Issue¶

Enabling CORS in Drupal 8 (See D.O: Opt-in CORS Support) within Acquia Cloud may sometimes serve a request that lacks the proper headers, because of a bug in core triggered by the asm89/stack-cors component, which is not sending a Vary: Origin header on all responses.

This can result in some requests that include the Origin header receiving Varnish-cached responses that are missing some headers needed by browsers' security policies. 

Some example headers are:

• Access-Control-Allow-Origin
• Access-Control-Max-Age
• Access-Control-Request-Method
• Access-Control-Expose-Headers

The above missing headers could then cause browsers to block that content.
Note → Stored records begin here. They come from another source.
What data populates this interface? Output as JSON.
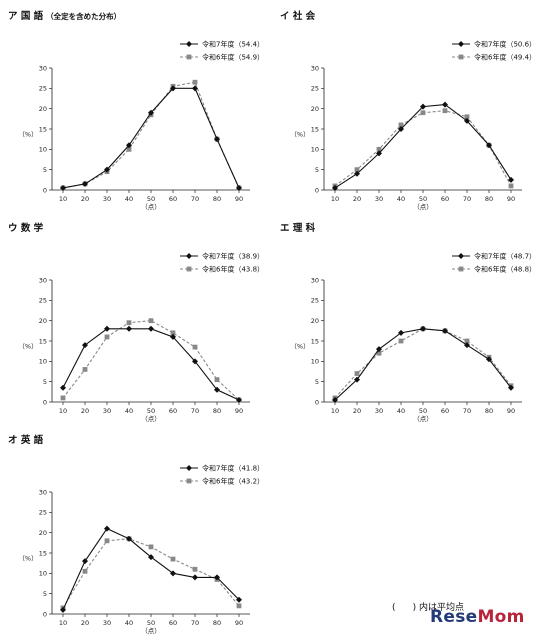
{
  "footnote": "(      ) 内は平均点",
  "watermark": {
    "text_a": "Rese",
    "text_b": "Mom",
    "color_a": "#233a78",
    "color_b": "#b8243a"
  },
  "colors": {
    "series_2025": "#111111",
    "series_2024": "#888888"
  },
  "chart_data": [
    {
      "type": "line",
      "title_prefix": "ア",
      "title": "国 語",
      "subtitle": "（全定を含めた分布）",
      "xlabel": "（点）",
      "ylabel": "（%）",
      "x": [
        10,
        20,
        30,
        40,
        50,
        60,
        70,
        80,
        90
      ],
      "ylim": [
        0,
        30
      ],
      "yticks": [
        0,
        5,
        10,
        15,
        20,
        25,
        30
      ],
      "series": [
        {
          "name": "令和7年度（54.4）",
          "marker": "diamond",
          "values": [
            0.5,
            1.5,
            5.0,
            11.0,
            19.0,
            25.0,
            25.0,
            12.5,
            0.5
          ]
        },
        {
          "name": "令和6年度（54.9）",
          "marker": "square",
          "values": [
            0.5,
            1.5,
            4.5,
            10.0,
            18.5,
            25.5,
            26.5,
            12.5,
            0.5
          ]
        }
      ]
    },
    {
      "type": "line",
      "title_prefix": "イ",
      "title": "社 会",
      "subtitle": "",
      "xlabel": "（点）",
      "ylabel": "（%）",
      "x": [
        10,
        20,
        30,
        40,
        50,
        60,
        70,
        80,
        90
      ],
      "ylim": [
        0,
        30
      ],
      "yticks": [
        0,
        5,
        10,
        15,
        20,
        25,
        30
      ],
      "series": [
        {
          "name": "令和7年度（50.6）",
          "marker": "diamond",
          "values": [
            0.5,
            4.0,
            9.0,
            15.0,
            20.5,
            21.0,
            17.0,
            11.0,
            2.5
          ]
        },
        {
          "name": "令和6年度（49.4）",
          "marker": "square",
          "values": [
            1.0,
            5.0,
            10.0,
            16.0,
            19.0,
            19.5,
            18.0,
            11.0,
            1.0
          ]
        }
      ]
    },
    {
      "type": "line",
      "title_prefix": "ウ",
      "title": "数 学",
      "subtitle": "",
      "xlabel": "（点）",
      "ylabel": "（%）",
      "x": [
        10,
        20,
        30,
        40,
        50,
        60,
        70,
        80,
        90
      ],
      "ylim": [
        0,
        30
      ],
      "yticks": [
        0,
        5,
        10,
        15,
        20,
        25,
        30
      ],
      "series": [
        {
          "name": "令和7年度（38.9）",
          "marker": "diamond",
          "values": [
            3.5,
            14.0,
            18.0,
            18.0,
            18.0,
            16.0,
            10.0,
            3.0,
            0.5
          ]
        },
        {
          "name": "令和6年度（43.8）",
          "marker": "square",
          "values": [
            1.0,
            8.0,
            16.0,
            19.5,
            20.0,
            17.0,
            13.5,
            5.5,
            0.5
          ]
        }
      ]
    },
    {
      "type": "line",
      "title_prefix": "エ",
      "title": "理 科",
      "subtitle": "",
      "xlabel": "（点）",
      "ylabel": "（%）",
      "x": [
        10,
        20,
        30,
        40,
        50,
        60,
        70,
        80,
        90
      ],
      "ylim": [
        0,
        30
      ],
      "yticks": [
        0,
        5,
        10,
        15,
        20,
        25,
        30
      ],
      "series": [
        {
          "name": "令和7年度（48.7）",
          "marker": "diamond",
          "values": [
            0.5,
            5.5,
            13.0,
            17.0,
            18.0,
            17.5,
            14.0,
            10.5,
            3.5
          ]
        },
        {
          "name": "令和6年度（48.8）",
          "marker": "square",
          "values": [
            1.0,
            7.0,
            12.0,
            15.0,
            18.0,
            17.5,
            15.0,
            11.0,
            4.0
          ]
        }
      ]
    },
    {
      "type": "line",
      "title_prefix": "オ",
      "title": "英 語",
      "subtitle": "",
      "xlabel": "（点）",
      "ylabel": "（%）",
      "x": [
        10,
        20,
        30,
        40,
        50,
        60,
        70,
        80,
        90
      ],
      "ylim": [
        0,
        30
      ],
      "yticks": [
        0,
        5,
        10,
        15,
        20,
        25,
        30
      ],
      "series": [
        {
          "name": "令和7年度（41.8）",
          "marker": "diamond",
          "values": [
            1.0,
            13.0,
            21.0,
            18.5,
            14.0,
            10.0,
            9.0,
            9.0,
            3.5
          ]
        },
        {
          "name": "令和6年度（43.2）",
          "marker": "square",
          "values": [
            1.5,
            10.5,
            18.0,
            18.5,
            16.5,
            13.5,
            11.0,
            8.5,
            2.0
          ]
        }
      ]
    }
  ]
}
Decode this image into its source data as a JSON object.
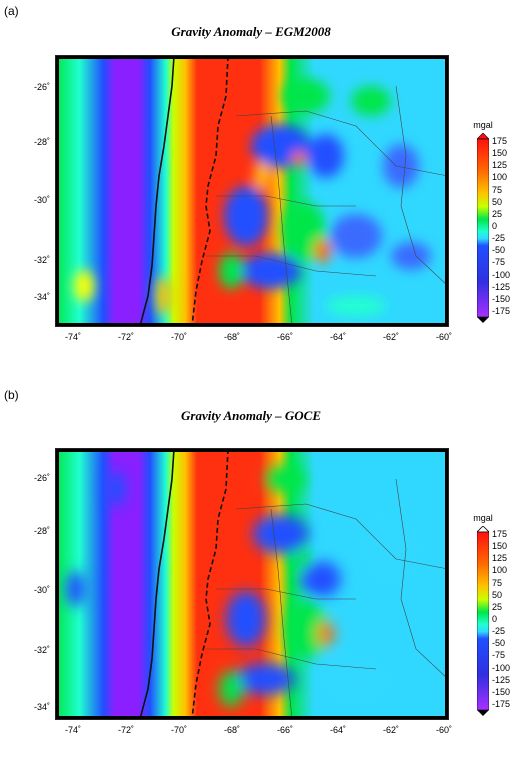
{
  "panels": [
    {
      "letter": "(a)",
      "title": "Gravity Anomaly – EGM2008"
    },
    {
      "letter": "(b)",
      "title": "Gravity Anomaly – GOCE"
    }
  ],
  "axes": {
    "x_ticks": [
      "-74˚",
      "-72˚",
      "-70˚",
      "-68˚",
      "-66˚",
      "-64˚",
      "-62˚",
      "-60˚"
    ],
    "y_ticks": [
      "-26˚",
      "-28˚",
      "-30˚",
      "-32˚",
      "-34˚"
    ]
  },
  "colorbar": {
    "unit": "mgal",
    "ticks": [
      "175",
      "150",
      "125",
      "100",
      "75",
      "50",
      "25",
      "0",
      "-25",
      "-50",
      "-75",
      "-100",
      "-125",
      "-150",
      "-175"
    ],
    "colors": [
      "#ff1010",
      "#ff6a00",
      "#ffc000",
      "#c8ff00",
      "#00e64a",
      "#20ffd0",
      "#30d8ff",
      "#2050ff",
      "#3030e0",
      "#8a20ff",
      "#a830ff"
    ]
  }
}
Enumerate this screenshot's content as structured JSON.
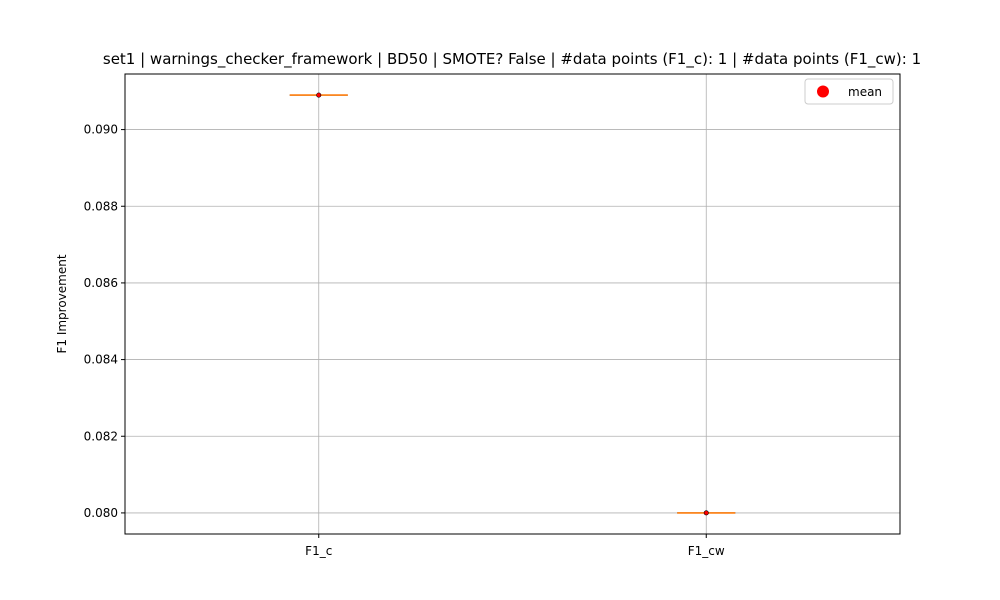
{
  "chart_data": {
    "type": "box",
    "title": "set1 | warnings_checker_framework | BD50 | SMOTE? False | #data points (F1_c): 1 | #data points (F1_cw): 1",
    "xlabel": "",
    "ylabel": "F1 Improvement",
    "categories": [
      "F1_c",
      "F1_cw"
    ],
    "values": [
      0.0909,
      0.08
    ],
    "means": [
      0.0909,
      0.08
    ],
    "ylim": [
      0.07945,
      0.09145
    ],
    "yticks": [
      0.08,
      0.082,
      0.084,
      0.086,
      0.088,
      0.09
    ],
    "ytick_labels": [
      "0.080",
      "0.082",
      "0.084",
      "0.086",
      "0.088",
      "0.090"
    ],
    "grid": true,
    "legend": {
      "placement": "upper-right",
      "entries": [
        {
          "label": "mean",
          "color": "#ff0000",
          "marker": "circle"
        }
      ]
    },
    "colors": {
      "median_line": "#ff7f0e",
      "box_line": "#000000",
      "mean_marker": "#ff0000",
      "grid": "#b0b0b0"
    }
  }
}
Some example messages (viewable in  Javascript console) may look like these:

Access to [resource] at 'https://example.com/path/to/resource' from origin
'https://exampleorigin.com' has been blocked by CORS policy: 
No 'Access-Control-Allow-Origin' header is present on the requested resource.

http://example.com/path/to/resource' has been blocked by CORS policy: Response to preflight request doesn't pass.

Affected Applications/Limitations¶

This affects any Drupal 8 responses which are cacheable. Limited to Drupal 8 sites that have CORS support enabled (see below).

Resolution¶

First of all, ensure you have enabled the proper CORS support in Drupal; for this you can view the many examples at Drupal.org: Opt-in CORS support.

Consult the known Drupal.org issue at [#3001809] CORS breaks with cache proxies and same origin usage (Drupal 8) which is in progress at the time of writing, and includes a patch. For Drupal 9, there is another related issue [#3128982] Enabling CORS breaks cacheability which at the time of writing is also in progress.

An alternative to implementing the above patch is to use the HTTP Cache Control module and add the vary header on Origin (which works when the Origin header is passed as per a CORS request).